One of the early warning signs of women with diabetes is a higher thirst and increased urination, called polydipsia. This is because diabetes can cause excess sugar to build up in your bloodstream and kidneys can’t filter it out.
The signs of diabetes in men
Diabetes is a condition in which cells are unable use glucose (blood sugar) for energy. This is typically because the pancreas stops producing enough insulin.
This can result in high blood glucose levels. The body tries to lower these levels by flushing the excess glucose out of your bloodstream through urine.
Diabetes patients are often thirsty and require to drink lots of fluids.

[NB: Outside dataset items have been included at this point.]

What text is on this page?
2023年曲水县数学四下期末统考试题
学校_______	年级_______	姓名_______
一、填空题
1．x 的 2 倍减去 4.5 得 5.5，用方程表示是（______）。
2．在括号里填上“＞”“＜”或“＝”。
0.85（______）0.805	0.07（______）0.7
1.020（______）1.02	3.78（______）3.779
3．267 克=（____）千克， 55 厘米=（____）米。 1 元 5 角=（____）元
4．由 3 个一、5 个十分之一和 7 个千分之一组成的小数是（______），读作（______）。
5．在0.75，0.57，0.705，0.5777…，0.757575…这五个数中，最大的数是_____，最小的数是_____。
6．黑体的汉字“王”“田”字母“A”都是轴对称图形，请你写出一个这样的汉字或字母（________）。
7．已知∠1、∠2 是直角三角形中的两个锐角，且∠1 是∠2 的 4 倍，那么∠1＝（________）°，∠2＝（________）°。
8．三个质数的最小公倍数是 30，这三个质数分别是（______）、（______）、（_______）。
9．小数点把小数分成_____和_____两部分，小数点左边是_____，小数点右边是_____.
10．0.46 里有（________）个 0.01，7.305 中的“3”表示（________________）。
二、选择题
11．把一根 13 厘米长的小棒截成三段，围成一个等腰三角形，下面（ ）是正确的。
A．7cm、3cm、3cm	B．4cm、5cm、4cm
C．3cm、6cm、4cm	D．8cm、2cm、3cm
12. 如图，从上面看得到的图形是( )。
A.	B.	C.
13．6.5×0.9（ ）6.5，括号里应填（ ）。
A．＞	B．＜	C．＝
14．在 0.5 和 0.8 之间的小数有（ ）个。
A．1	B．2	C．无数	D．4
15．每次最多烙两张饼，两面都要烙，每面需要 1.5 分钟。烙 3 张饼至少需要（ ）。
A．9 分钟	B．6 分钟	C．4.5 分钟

Men can also lose weight as their bodies make use of muscles for energy instead of fat. This is because blood sugar levels remain high for prolonged periods of time.
Making a balanced diabetes diet is a crucial aspect of managing your condition. It can help you control blood sugar levels control weight and reduce the risk factors that can lead to heart disease.
Your diet should consist of plenty of whole foods, including fruits whole grains, vegetables beans, and low-fat dairy. It should be low in saturated fats and sugars as well as added sugars (unhealthy).
You might also need to limit the amount of sugar-sweetened drinks you consume. These drinks are usually packed with sugar, which can cause blood sugar levels to rise.
Your doctor might prescribe diabetes medications to keep your blood sugar (glucose) levels within a normal range. These medications are typically paired with lifestyle changes such as diet and exercise to manage your diabetes.
If your blood sugar levels aren’t being well controlled on one medicine another medicine could be added. Your doctor will guide you to select the right medicine to meet your needs and preferences.
Newer medicines like glucagon-like peptide-1 receptor agonists and sodium-glucose COtransporter-2 inhibitors decrease blood sugar levels, provide kidney and cardiovascular benefits, and lower the risk of complications. They are also useful for weight loss, and they are available in tablets and injections.